Extended Data Figure 4. Additional examination of the Kit-MerCreMer knock-in allele and its potential leakiness in the absence of tamoxifen.

a, Histological analysis of eGFP fluorescent cells from the indicated tissues at day 28 from Kit^+/MCM × R-GFP mice that were given tamoxifen from 2 to 28 days. Nuclei are shown in blue and green shows eGFP fluorescing cells in the expected patterns for known regions of c-kit protein expression, such as the distinct pattern of melanocytes in the skin and widespread expression in the spleen and lungs. b, Immunohistochemistry in the testis of Kit^+/MCM × R-GFP mice for endogenous c-kit expression (red) versus cells that underwent recombination when tamoxifen was given by intraperitoneal injection (2 mg) for 5 consecutive days (green).
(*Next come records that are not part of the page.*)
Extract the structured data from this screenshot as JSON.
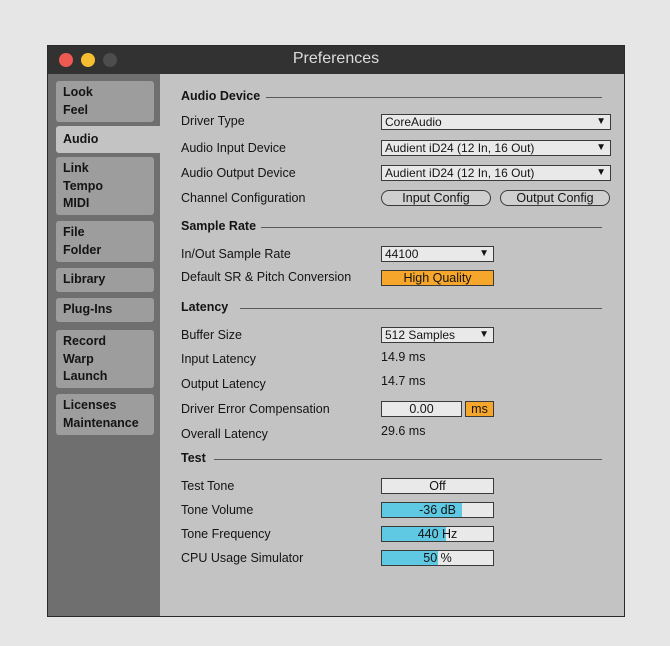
{
  "window": {
    "title": "Preferences"
  },
  "sidebar": {
    "tabs": [
      {
        "lines": [
          "Look",
          "Feel"
        ]
      },
      {
        "lines": [
          "Audio"
        ],
        "active": true
      },
      {
        "lines": [
          "Link",
          "Tempo",
          "MIDI"
        ]
      },
      {
        "lines": [
          "File",
          "Folder"
        ]
      },
      {
        "lines": [
          "Library"
        ]
      },
      {
        "lines": [
          "Plug-Ins"
        ]
      },
      {
        "lines": [
          "Record",
          "Warp",
          "Launch"
        ]
      },
      {
        "lines": [
          "Licenses",
          "Maintenance"
        ]
      }
    ]
  },
  "audio_device": {
    "heading": "Audio Device",
    "driver_type_label": "Driver Type",
    "driver_type_value": "CoreAudio",
    "input_device_label": "Audio Input Device",
    "input_device_value": "Audient iD24 (12 In, 16 Out)",
    "output_device_label": "Audio Output Device",
    "output_device_value": "Audient iD24 (12 In, 16 Out)",
    "channel_config_label": "Channel Configuration",
    "input_config_button": "Input Config",
    "output_config_button": "Output Config"
  },
  "sample_rate": {
    "heading": "Sample Rate",
    "rate_label": "In/Out Sample Rate",
    "rate_value": "44100",
    "conversion_label": "Default SR & Pitch Conversion",
    "conversion_value": "High Quality"
  },
  "latency": {
    "heading": "Latency",
    "buffer_label": "Buffer Size",
    "buffer_value": "512 Samples",
    "input_label": "Input Latency",
    "input_value": "14.9 ms",
    "output_label": "Output Latency",
    "output_value": "14.7 ms",
    "compensation_label": "Driver Error Compensation",
    "compensation_value": "0.00",
    "compensation_unit": "ms",
    "overall_label": "Overall Latency",
    "overall_value": "29.6 ms"
  },
  "test": {
    "heading": "Test",
    "tone_label": "Test Tone",
    "tone_value": "Off",
    "volume_label": "Tone Volume",
    "volume_value": "-36 dB",
    "volume_level": 0.72,
    "frequency_label": "Tone Frequency",
    "frequency_value": "440 Hz",
    "frequency_level": 0.58,
    "cpu_label": "CPU Usage Simulator",
    "cpu_value": "50 %",
    "cpu_level": 0.5
  },
  "colors": {
    "accent_orange": "#f6a62a",
    "slider_fill": "#5fc9e4"
  }
}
The data show that most of the currently c-kit protein expressing cells in testis (only Leydig cells react, red surface staining) are also eGFP⁺ (intracellular), indicating that recombination only occurs in c-kit expressing cells, and the majority of them. c, Histological sections through the heart showing that the Kit-MerCreMer allele does not leak at baseline or after MI injury (n=3 mice per treatment). Kit^+/MCM × R-GFP mice were placed on tamoxifen-laden food or vehicle food beginning at 4 weeks of age and then subjected to MI injury 4 weeks later, followed by harvesting 4 weeks after that. In the presence of tamoxifen histological sections through the MI border zone of the heart show wide-spread eGFP⁺ cells (green) from the c-kit lineage (left panel), while in the absence of tamoxifen no eGFP⁺ cells are observed (right panel), hence the Kit-MerCreMer allele does not leak.